La maggior parte dei suoi ultimi lavori racconta storie di conflitti sociali, violenza, traffico di droga e situazioni difficili. Penso che a volte un fotogiornalista, come succede spesso agli attori, rischia di rimanere intrappolato in un ruolo o in alcune scene di un film. La differenza sostanziale è che il fotogiornalista non deve uscire da un film ma da una realtà per rientrare nella propria, lei come riesci a tornare alla sua?

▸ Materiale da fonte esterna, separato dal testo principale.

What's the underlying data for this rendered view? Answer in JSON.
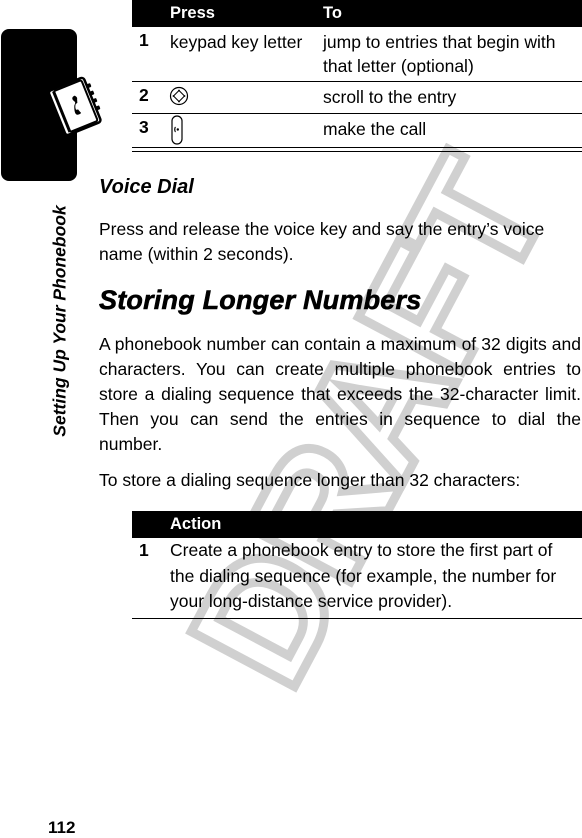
{
  "sidebar": {
    "section_title": "Setting Up Your Phonebook",
    "icon": "phonebook-icon"
  },
  "steps_table": {
    "headers": [
      "Press",
      "To"
    ],
    "rows": [
      {
        "num": "1",
        "press": "keypad key letter",
        "press_icon": null,
        "to": "jump to entries that begin with that letter (optional)"
      },
      {
        "num": "2",
        "press": "",
        "press_icon": "navigation-key-icon",
        "to": "scroll to the entry"
      },
      {
        "num": "3",
        "press": "",
        "press_icon": "send-key-icon",
        "to": "make the call"
      }
    ]
  },
  "voice_dial": {
    "heading": "Voice Dial",
    "body": "Press and release the voice key and say the entry’s voice name (within 2 seconds)."
  },
  "storing": {
    "heading": "Storing Longer Numbers",
    "body": "A phonebook number can contain a maximum of 32 digits and characters. You can create multiple phonebook entries to store a dialing sequence that exceeds the 32-character limit. Then you can send the entries in sequence to dial the number.",
    "intro": "To store a dialing sequence longer than 32 characters:"
  },
  "action_table": {
    "header": "Action",
    "rows": [
      {
        "num": "1",
        "action": "Create a phonebook entry to store the first part of the dialing sequence (for example, the number for your long-distance service provider)."
      }
    ]
  },
  "watermark": "DRAFT",
  "page_number": "112"
}
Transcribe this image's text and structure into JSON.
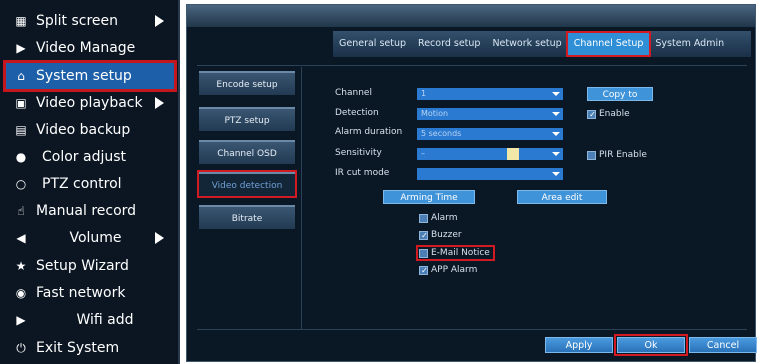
{
  "left_menu": {
    "items": [
      {
        "label": "Split screen",
        "icon": "grid-icon",
        "has_arrow": true
      },
      {
        "label": "Video Manage",
        "icon": "camera-icon",
        "has_arrow": false
      },
      {
        "label": "System setup",
        "icon": "home-icon",
        "has_arrow": false,
        "active": true
      },
      {
        "label": "Video playback",
        "icon": "film-icon",
        "has_arrow": true
      },
      {
        "label": "Video backup",
        "icon": "save-icon",
        "has_arrow": false
      },
      {
        "label": "Color adjust",
        "icon": "palette-icon",
        "has_arrow": false
      },
      {
        "label": "PTZ control",
        "icon": "ptz-icon",
        "has_arrow": false
      },
      {
        "label": "Manual record",
        "icon": "hand-icon",
        "has_arrow": false
      },
      {
        "label": "Volume",
        "icon": "speaker-icon",
        "has_arrow": true
      },
      {
        "label": "Setup Wizard",
        "icon": "wizard-icon",
        "has_arrow": false
      },
      {
        "label": "Fast network",
        "icon": "globe-icon",
        "has_arrow": false
      },
      {
        "label": "Wifi add",
        "icon": "wifi-camera-icon",
        "has_arrow": false
      },
      {
        "label": "Exit System",
        "icon": "power-icon",
        "has_arrow": false
      }
    ]
  },
  "tabs": [
    {
      "label": "General setup"
    },
    {
      "label": "Record setup"
    },
    {
      "label": "Network setup"
    },
    {
      "label": "Channel Setup",
      "active": true
    },
    {
      "label": "System Admin"
    }
  ],
  "side_nav": [
    {
      "label": "Encode setup"
    },
    {
      "label": "PTZ setup"
    },
    {
      "label": "Channel OSD"
    },
    {
      "label": "Video detection",
      "active": true
    },
    {
      "label": "Bitrate"
    }
  ],
  "form": {
    "channel_label": "Channel",
    "channel_value": "1",
    "detection_label": "Detection",
    "detection_value": "Motion",
    "alarm_duration_label": "Alarm duration",
    "alarm_duration_value": "5 seconds",
    "sensitivity_label": "Sensitivity",
    "sensitivity_level": 0.74,
    "ir_cut_label": "IR cut mode",
    "ir_cut_value": "",
    "copy_to_label": "Copy to",
    "enable_label": "Enable",
    "enable_checked": true,
    "pir_enable_label": "PIR Enable",
    "pir_enable_checked": false,
    "arming_time_label": "Arming Time",
    "area_edit_label": "Area edit"
  },
  "actions": [
    {
      "label": "Alarm",
      "checked": false
    },
    {
      "label": "Buzzer",
      "checked": true
    },
    {
      "label": "E-Mail Notice",
      "checked": false,
      "highlight": true
    },
    {
      "label": "APP Alarm",
      "checked": true
    }
  ],
  "footer": {
    "apply_label": "Apply",
    "ok_label": "Ok",
    "cancel_label": "Cancel"
  },
  "colors": {
    "highlight": "#d21a22",
    "active_blue": "#2e8fd6",
    "panel_bg": "#0a1826"
  }
}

"La prima cosa è sicuramente cercare di separare questi momenti tragici, violenti e pericolosi dalla mia vita personale. Anche se questo lavoro mi appassiona e mi da molte soddisfazioni, devo essere molto chiaro e cosciente con me stesso; nella mia vita ho amici, famiglia, compagna, e non posso portare a casa tutti questi momenti negativi, perché come dicevi tu rischierei di rimanerci intrappolato. Quando torno da un lavoro difficile, ci metto sempre qualche giorno per riconnettermi con la mia vita personale e cominciare a fare le cose di tutti i giorni, come andare al cinema, bere una birra con gli amici o andare a cena con la mia compagna; ma una cosa è certa: i ricordi sempre ritornano. A volte a distanza di tempo, basta rivedere delle foto o un video e in un attimo le immagini di quei momenti sono di nuovo lì, pronte a stamparsi prepotentemente nella mente".
Aggiunge Ronaldo: "Lo scorso anno sono stato due mesi in Venezuela, prima un mese, poi sono tornato in Messico, e dopo sono tornato un altro mese a Caracas. Nel periodo in cui sono tornato in Messico ho fatto molta difficoltà a ritrovare la mia serenità, non riuscivo a dormire ed ero avvolto da un’impaziente necessità di rimanere costantemente informato sulla situazione venezuelana, quindi in conclusione non è sempre facile riuscire a riprendere una vita normale dopo tanta violenza e per così tanto tempo, ma ci provo e cerco di fare sempre al meglio il mio lavoro, nella speranza che le mie fotografie e tutte quelle di chi fa il mio lavoro, possano continuare a testimoniare la nostra società e il nostro tempo".